Ok soundcard is detected. So it’s somehow a pulseaudio problem.
Maybe removing the pulseaudio configs in your home helps. The configs are stored in hidden folders in home

Thanks for the help hunting down the problem. I used pacman to uninstall pulseaudio with all it’s dependencies and then reinstalled. After a reboot, it is now working just fine.

Thanks for the help,
Clyde

Yes, this has been an issue for just a few users on the Manjaro forums as well. The problem was that some of the mirrors missed a package when they were synced which caused a miss match in version between pulse audio and alsa, this has since been remedied upstreem. All you needed to do was pacman -Syyu instead of pacman -Syu (which I recommend anyhow) as the extra y forces the pacman to completely re-sync the it’s package DB no matter what the mirrors reports. I am very glad that an uninstall and re-install of pulse worked for you. However may I ask if you use the manjaro-pulse meta package for the re-install or did you do this manually?

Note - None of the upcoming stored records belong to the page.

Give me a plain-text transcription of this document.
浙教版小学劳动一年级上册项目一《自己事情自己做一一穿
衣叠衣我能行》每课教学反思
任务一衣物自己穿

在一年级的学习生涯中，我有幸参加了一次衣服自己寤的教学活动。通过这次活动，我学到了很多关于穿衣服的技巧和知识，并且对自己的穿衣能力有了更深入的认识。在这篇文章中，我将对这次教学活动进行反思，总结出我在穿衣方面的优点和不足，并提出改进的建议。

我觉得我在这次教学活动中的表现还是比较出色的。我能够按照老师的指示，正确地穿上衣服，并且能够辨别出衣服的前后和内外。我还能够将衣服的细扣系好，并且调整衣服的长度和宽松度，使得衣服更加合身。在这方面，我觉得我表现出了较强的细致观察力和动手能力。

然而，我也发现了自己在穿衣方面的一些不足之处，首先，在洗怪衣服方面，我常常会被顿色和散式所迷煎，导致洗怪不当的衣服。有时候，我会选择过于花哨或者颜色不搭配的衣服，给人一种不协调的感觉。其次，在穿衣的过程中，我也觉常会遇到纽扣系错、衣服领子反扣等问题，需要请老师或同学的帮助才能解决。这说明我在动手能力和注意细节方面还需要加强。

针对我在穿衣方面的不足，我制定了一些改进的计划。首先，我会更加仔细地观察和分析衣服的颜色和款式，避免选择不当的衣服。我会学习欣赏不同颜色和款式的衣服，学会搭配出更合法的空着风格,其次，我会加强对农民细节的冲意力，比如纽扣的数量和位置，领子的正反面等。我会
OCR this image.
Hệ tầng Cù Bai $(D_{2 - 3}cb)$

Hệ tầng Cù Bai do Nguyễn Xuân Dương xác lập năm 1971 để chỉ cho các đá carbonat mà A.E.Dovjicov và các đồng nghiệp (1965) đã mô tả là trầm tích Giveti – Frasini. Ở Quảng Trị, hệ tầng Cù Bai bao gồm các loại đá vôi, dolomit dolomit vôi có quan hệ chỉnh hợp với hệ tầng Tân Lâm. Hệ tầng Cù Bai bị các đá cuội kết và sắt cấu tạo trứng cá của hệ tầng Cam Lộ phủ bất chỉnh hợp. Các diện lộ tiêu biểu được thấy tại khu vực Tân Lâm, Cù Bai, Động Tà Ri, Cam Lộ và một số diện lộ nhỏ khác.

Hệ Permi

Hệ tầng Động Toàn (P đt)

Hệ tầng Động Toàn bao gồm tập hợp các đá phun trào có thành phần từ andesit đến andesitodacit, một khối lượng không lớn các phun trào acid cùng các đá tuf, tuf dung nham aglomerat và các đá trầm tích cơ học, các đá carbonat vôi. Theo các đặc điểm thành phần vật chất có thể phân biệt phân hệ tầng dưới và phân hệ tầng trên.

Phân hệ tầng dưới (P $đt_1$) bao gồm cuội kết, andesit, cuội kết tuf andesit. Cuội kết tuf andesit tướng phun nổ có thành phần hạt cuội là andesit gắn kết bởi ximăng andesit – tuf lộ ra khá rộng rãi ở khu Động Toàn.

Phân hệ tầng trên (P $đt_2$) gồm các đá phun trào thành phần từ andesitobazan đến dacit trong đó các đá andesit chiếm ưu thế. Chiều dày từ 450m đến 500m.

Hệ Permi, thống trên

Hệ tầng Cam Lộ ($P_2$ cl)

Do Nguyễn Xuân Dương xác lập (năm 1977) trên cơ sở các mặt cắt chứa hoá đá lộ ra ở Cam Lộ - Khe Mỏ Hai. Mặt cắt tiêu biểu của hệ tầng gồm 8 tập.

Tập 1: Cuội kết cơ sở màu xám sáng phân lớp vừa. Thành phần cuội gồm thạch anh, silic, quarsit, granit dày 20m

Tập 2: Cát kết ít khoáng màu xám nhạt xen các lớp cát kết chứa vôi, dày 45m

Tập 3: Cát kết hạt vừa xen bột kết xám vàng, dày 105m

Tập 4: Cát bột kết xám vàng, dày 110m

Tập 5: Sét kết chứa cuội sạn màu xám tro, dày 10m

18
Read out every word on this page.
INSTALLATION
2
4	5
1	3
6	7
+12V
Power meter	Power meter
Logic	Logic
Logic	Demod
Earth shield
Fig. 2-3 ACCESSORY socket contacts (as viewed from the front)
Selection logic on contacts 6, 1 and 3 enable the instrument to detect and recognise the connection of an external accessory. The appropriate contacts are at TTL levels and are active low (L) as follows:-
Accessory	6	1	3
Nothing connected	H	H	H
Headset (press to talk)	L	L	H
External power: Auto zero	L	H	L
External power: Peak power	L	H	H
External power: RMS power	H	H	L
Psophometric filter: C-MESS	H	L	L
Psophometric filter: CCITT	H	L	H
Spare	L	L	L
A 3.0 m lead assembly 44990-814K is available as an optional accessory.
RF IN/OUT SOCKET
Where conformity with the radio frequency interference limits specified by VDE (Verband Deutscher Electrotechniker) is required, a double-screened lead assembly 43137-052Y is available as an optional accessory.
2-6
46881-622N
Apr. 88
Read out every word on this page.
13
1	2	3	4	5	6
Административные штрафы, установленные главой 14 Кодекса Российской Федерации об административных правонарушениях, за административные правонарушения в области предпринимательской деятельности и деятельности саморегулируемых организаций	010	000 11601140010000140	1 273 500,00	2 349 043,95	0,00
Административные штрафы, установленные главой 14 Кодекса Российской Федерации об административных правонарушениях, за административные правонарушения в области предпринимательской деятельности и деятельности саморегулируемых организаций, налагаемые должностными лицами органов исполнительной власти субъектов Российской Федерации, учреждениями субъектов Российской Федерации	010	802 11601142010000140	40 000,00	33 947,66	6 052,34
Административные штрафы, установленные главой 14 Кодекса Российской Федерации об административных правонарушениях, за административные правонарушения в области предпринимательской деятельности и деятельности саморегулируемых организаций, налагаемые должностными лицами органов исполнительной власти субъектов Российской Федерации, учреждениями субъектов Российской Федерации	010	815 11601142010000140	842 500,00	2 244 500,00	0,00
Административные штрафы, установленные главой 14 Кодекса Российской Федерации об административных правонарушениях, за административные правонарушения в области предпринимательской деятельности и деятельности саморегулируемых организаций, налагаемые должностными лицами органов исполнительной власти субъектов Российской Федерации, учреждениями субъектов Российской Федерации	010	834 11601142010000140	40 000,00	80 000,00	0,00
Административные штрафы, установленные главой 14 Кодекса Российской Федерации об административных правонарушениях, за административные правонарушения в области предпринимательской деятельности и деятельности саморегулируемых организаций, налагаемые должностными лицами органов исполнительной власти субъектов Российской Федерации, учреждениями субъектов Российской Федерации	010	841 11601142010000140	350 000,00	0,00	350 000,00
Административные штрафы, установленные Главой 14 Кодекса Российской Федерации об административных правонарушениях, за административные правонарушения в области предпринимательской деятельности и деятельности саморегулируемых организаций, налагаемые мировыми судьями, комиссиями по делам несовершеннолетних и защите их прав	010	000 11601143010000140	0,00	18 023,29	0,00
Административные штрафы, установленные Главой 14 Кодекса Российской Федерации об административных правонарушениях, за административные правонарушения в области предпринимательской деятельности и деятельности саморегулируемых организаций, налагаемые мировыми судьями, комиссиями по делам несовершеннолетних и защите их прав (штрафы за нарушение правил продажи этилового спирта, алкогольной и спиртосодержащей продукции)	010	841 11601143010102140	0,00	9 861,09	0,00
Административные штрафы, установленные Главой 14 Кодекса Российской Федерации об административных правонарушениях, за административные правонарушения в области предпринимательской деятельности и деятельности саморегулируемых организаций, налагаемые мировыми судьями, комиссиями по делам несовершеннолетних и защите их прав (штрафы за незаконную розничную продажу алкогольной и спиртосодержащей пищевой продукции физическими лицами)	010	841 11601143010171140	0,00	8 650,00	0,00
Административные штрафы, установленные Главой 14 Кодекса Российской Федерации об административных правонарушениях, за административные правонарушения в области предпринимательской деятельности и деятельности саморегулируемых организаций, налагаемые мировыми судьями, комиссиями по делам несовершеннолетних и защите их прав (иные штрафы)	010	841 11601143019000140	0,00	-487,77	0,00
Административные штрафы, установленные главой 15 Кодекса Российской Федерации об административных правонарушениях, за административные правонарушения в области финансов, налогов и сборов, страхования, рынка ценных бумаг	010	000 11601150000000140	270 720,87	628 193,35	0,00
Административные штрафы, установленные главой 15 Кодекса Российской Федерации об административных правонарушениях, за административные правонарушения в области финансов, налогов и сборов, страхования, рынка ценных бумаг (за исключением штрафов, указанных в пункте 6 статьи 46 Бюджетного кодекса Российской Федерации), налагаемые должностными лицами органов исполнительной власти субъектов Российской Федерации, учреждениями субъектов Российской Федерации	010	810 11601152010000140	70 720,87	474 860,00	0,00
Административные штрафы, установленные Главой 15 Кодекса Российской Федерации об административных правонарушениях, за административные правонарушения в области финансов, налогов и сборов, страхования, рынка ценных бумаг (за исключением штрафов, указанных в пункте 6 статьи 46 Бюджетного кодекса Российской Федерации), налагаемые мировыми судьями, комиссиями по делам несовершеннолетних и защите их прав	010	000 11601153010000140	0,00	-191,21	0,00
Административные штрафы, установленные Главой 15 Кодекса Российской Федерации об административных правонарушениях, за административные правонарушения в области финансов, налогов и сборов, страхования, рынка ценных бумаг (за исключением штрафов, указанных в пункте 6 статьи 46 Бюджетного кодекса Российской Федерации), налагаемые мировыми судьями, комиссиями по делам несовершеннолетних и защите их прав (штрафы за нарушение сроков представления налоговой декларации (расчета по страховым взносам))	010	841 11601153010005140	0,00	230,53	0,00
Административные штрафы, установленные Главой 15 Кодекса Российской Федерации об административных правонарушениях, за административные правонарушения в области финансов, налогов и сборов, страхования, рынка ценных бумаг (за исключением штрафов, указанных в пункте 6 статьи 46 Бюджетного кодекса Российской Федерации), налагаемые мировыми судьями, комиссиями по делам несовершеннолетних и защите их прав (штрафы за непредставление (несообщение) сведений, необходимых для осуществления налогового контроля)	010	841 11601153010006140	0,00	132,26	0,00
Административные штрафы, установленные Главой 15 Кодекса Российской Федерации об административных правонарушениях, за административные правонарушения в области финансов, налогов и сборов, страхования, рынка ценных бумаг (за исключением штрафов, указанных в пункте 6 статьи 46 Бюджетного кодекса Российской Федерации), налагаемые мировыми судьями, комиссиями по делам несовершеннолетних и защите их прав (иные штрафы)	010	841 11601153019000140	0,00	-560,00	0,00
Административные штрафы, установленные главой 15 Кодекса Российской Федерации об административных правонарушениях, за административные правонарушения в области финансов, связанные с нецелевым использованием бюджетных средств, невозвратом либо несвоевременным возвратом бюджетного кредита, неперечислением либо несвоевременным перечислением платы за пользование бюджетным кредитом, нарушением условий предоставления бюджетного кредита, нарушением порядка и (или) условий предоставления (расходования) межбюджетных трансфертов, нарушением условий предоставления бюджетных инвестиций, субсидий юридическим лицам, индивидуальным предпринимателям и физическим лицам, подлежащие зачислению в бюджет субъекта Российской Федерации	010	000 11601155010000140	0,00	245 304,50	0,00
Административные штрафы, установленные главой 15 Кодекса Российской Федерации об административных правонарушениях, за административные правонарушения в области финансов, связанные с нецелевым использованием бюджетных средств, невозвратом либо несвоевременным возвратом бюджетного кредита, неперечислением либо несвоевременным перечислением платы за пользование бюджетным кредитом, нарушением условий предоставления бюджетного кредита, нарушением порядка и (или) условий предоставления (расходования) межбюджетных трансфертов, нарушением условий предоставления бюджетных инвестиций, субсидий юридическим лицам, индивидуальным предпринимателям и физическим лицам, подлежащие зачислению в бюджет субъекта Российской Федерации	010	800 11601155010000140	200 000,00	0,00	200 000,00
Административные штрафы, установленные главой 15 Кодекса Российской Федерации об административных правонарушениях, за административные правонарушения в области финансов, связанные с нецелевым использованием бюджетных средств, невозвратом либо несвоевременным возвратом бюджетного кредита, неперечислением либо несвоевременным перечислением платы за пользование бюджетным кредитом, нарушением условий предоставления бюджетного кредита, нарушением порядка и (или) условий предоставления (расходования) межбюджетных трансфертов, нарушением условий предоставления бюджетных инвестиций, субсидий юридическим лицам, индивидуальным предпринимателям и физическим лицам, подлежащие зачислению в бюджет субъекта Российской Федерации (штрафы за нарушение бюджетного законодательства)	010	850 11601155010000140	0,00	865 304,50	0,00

Thank for that information.

What was installed was pulseaudio and pulseaudio-alsa. So, that I what I uninstalled and reinstalled. I do see manjaro-pulse in Octopi, but it wasn’t installed before. What is the difference? Do they work together or should only one be installed at a time? What are the advantages/disadvantages?

Thanks,
Clyde

Manjaro-pulse is just a meta package and contains no files, it only installs and configures all the needed packages for pulse audio and then enables them at boot via Systemd (systemctl):

Depends On pulseaudio pulseaudio-alsa lib32-libcanberra-pulse lib32-libpulse

Optional Deps: (none of which you need for KDE)
pavucontrol: A GTK volume control tool for PulseAudio
pnmixer: GTK volume mixer applet that runs in the system tray
pnmixer-xfce4: GTK volume mixer applet that runs in the system tray

Thanks!

Actually, I found that there was configuration file options change in the new version of pulseaudio. The old file needed to be replaced but since pacman will not do this if the file is modified it created .pacnew file instead.
You should only need to edit this file and replace the old one with it here:
/etc/pulse/default.pa

PS. I would also look for any other .pacnew or pacorig files for pulse-audio or alsa that might have changes in them as well.